Noting that his perspective on life, literature, poetry and art changed 
once he started taking photographs, İlici said he believes a photograph 
is a visual art that represents the unseen parts of an iceberg and that 
photographs are comprised of imagination and ideas.

The ability to see imprisons people

Making the comment that he feels sorry for people who can see, İlici 
said ability to see imprisons people in a world of concrete images, 
materialism and light. “The ability to see is a large prison in which 
people are kept captive. Because they are imprisoned its very difficult 
for them to understand life, to appreciate what God has given them, to 
appreciate their abilities and to understand what they can do.”

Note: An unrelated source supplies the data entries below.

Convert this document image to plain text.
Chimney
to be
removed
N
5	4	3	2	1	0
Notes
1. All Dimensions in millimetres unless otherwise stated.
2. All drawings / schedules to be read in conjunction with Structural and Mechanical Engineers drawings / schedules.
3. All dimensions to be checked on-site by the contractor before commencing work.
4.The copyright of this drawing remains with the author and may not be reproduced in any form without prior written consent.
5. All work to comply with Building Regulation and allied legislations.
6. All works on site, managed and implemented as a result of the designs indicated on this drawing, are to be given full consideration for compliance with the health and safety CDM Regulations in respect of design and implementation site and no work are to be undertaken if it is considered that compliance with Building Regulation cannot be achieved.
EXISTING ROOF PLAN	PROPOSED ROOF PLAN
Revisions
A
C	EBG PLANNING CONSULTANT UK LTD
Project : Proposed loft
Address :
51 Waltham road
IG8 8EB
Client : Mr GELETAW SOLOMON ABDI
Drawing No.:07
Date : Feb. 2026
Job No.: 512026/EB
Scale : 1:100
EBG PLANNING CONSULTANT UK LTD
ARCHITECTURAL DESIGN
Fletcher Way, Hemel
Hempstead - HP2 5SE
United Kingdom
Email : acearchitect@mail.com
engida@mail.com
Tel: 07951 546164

He explained that he has often been asked whether he would want to be 
able to see and what he would want to see. But he only took the question 
seriously when his 7-year-old son Ege Arda asked it. His response to his 
son was truly meaningful and moving. İlici tearfully said what he wants 
to see the most is his son’s face and the books that he has read or 
wants to read. Aside from these two things, he said would also like to 
see the photographs he has taken. But İlici does not hold on to the 
photographs he takes. “A photographer who can see can touch, view and 
keep his photographs. But mine slip through my hands and it makes me 
feel like I have lost a child,” he says as the words get stuck in his 

I am looking at İstanbul with my eyes closed

The Blind Photographers Project is expected to evolve into an exhibition 
that will be displayed in the Museum of the Blind, to be established 
sometime in the next few years. While speaking of the museum, it is 
evident that this is a very exciting project for İlici. Photographs on 
exhibit will constitute images of İstanbul taken by 100 people who are 
totally blind. The exhibition will be titled “I am looking at İstanbul 
with my eyes closed” and around 200 academics and journalists -- 
including İskender Pala, Ali Ural, Adalet Ağaoğlu, Ece Temel Kuran, 
Sunay Akın -- are expected to write about the photographs. The 
photographs and the texts will be placed side by side. The texts will be 
in Braille to provide two different methods of seeing. While those who 
can see the photographs will most likely not be able to read the text, 
those who can read the text will most likely not be able to see the 
photograph. The exhibition will highlight themes of blindness, life, 
art, city perceptions and methods of seeing."